Why we have $\Lambda_{1}=\Lambda_{2}$ ?
On
It might be easiest to first note that the $j$-invariants $j(\Lambda_1)=j(\Lambda_2)$ are equal and use the theorem that the $j$-invariant defines an injective map from the space of lattice modulo homothety to the affine line. Thus the equality $j(\Lambda_1)=j(\Lambda_2)$ implies that $\Lambda_1=c\Lambda_2$ for some $c\in\mathbb C^*$. Next use the fact that $G_{2k}(c\Lambda)=c^{-2k}G_{2k}(\Lambda)$ and your assumption that $G_4(\Lambda_1)=G_4(\Lambda_2)$ and $G_6(\Lambda_1)=G_6(\Lambda_2)$ to conclude that $c^2=1$, provided that both $G_4$ and $G_6$ values are non-zero. Hence $c=\pm1$, which gives the desired result, since clearly $-\Lambda=\Lambda$. Finally, if one of $G_4$ or $G_6$ is zero, you only get $c^4=1$ or $c^6=1$, but in each case one can show that the lattice have CM by the appropriate root of unity.

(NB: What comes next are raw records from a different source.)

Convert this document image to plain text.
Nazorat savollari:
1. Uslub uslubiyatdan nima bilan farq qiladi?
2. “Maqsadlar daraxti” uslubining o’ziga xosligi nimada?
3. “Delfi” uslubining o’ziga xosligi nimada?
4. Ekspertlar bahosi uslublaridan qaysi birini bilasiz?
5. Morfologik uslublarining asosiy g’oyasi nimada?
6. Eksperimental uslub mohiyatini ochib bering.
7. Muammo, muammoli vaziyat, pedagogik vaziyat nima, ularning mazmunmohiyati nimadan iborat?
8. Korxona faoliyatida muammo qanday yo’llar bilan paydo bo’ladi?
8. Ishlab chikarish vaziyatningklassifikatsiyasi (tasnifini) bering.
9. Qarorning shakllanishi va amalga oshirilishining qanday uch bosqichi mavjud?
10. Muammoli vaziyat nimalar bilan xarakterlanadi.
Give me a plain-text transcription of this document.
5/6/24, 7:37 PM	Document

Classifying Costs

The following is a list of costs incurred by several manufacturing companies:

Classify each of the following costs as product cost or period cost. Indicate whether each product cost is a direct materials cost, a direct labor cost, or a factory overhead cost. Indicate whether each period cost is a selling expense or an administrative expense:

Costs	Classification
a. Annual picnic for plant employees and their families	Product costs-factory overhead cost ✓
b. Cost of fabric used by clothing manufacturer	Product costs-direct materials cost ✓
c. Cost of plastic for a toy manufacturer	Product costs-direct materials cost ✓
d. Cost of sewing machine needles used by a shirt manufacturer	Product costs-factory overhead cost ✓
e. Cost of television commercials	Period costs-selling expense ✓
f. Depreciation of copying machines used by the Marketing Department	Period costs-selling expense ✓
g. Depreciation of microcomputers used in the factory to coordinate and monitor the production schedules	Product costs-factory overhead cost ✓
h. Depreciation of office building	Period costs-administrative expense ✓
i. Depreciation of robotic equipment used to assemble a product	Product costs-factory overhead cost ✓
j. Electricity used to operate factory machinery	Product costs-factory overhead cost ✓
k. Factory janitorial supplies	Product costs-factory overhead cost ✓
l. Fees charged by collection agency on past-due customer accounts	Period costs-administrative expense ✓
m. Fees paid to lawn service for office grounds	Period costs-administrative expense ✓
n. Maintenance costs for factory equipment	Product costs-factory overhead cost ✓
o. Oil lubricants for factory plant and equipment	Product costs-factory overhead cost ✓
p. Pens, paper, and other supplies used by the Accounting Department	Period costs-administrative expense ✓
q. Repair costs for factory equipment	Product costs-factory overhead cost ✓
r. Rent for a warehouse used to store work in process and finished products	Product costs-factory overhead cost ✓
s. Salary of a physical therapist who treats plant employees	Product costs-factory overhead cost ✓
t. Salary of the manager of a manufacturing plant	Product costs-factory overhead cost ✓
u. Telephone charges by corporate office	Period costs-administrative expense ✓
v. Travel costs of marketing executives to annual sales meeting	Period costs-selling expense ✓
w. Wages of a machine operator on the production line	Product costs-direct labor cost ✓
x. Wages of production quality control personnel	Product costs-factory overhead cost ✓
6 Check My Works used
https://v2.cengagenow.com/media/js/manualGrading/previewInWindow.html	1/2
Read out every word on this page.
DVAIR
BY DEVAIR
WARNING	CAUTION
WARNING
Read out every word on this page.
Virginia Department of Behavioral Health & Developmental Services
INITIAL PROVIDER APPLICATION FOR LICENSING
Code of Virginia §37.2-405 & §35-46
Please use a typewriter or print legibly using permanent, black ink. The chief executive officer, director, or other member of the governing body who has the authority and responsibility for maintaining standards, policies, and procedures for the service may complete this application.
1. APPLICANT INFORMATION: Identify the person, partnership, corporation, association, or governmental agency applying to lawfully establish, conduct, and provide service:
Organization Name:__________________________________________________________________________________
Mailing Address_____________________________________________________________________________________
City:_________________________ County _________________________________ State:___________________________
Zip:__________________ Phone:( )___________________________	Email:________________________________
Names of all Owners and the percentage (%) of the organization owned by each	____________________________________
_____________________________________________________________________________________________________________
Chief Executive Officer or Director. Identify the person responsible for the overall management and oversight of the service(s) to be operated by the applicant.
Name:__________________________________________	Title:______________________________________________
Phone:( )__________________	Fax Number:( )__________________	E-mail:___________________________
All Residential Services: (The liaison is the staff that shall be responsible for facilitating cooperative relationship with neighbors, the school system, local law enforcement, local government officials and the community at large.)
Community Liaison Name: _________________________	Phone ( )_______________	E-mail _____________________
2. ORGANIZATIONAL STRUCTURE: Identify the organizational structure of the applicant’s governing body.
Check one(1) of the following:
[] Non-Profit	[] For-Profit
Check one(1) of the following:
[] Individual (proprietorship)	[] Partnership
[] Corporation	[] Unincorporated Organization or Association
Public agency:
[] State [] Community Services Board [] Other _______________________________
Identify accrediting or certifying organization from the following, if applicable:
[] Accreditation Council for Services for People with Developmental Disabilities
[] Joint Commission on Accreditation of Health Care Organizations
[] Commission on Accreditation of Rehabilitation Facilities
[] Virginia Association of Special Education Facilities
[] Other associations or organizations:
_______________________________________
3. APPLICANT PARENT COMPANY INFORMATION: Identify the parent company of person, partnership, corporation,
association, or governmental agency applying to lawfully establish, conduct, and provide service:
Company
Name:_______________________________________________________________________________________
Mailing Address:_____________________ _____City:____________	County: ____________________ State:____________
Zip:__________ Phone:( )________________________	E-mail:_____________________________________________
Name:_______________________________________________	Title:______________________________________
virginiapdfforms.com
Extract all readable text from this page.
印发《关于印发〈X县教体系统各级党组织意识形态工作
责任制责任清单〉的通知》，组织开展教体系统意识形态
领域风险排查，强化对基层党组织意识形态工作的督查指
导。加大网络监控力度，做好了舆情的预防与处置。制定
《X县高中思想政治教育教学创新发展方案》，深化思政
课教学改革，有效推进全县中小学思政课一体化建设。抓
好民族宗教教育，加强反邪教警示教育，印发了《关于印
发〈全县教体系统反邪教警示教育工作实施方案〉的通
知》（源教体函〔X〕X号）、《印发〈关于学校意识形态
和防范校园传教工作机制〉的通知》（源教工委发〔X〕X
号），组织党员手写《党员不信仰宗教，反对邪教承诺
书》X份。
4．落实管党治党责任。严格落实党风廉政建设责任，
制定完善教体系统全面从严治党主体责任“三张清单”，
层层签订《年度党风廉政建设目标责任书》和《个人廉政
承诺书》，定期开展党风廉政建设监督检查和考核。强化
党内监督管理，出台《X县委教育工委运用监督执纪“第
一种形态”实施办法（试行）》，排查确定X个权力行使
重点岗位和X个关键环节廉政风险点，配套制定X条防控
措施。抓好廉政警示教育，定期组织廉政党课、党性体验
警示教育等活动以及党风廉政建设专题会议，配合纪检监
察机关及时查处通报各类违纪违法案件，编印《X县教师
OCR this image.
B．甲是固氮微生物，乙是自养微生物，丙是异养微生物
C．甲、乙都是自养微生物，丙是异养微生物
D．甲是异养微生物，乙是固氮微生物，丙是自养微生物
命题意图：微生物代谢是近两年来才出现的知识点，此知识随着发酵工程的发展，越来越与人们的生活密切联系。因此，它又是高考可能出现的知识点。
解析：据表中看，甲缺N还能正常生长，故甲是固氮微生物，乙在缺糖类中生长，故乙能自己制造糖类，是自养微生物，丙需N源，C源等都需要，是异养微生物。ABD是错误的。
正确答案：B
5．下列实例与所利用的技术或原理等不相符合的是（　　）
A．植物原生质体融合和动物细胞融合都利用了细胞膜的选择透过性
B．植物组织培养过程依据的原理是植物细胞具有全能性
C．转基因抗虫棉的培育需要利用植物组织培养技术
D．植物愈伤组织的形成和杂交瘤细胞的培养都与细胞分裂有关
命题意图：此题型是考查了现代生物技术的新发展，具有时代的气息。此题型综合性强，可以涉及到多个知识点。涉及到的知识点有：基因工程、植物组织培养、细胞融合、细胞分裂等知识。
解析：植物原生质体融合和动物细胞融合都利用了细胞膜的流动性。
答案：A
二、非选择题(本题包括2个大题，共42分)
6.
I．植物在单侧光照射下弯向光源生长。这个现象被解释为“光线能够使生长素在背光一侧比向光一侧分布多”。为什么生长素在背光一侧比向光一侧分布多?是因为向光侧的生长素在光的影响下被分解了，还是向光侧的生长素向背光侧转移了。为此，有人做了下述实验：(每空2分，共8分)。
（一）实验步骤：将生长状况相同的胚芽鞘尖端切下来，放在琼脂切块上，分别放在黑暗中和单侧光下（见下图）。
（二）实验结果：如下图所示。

There is a nice analytic proof of this. The Weierstrass function $\wp(z)$ associated to $\Lambda$ satisfies a differential equation with coefficients derived from $G_4(\Lambda)$ and $G_6(\Lambda)$. It is the unique even function with principal part $1/z^2$ satisfying this. It has poles at the points of $\Lambda$. So $G_4(\Lambda)$ and $G_6(\Lambda)$ determine $\wp(z)$ which determines $\Lambda$.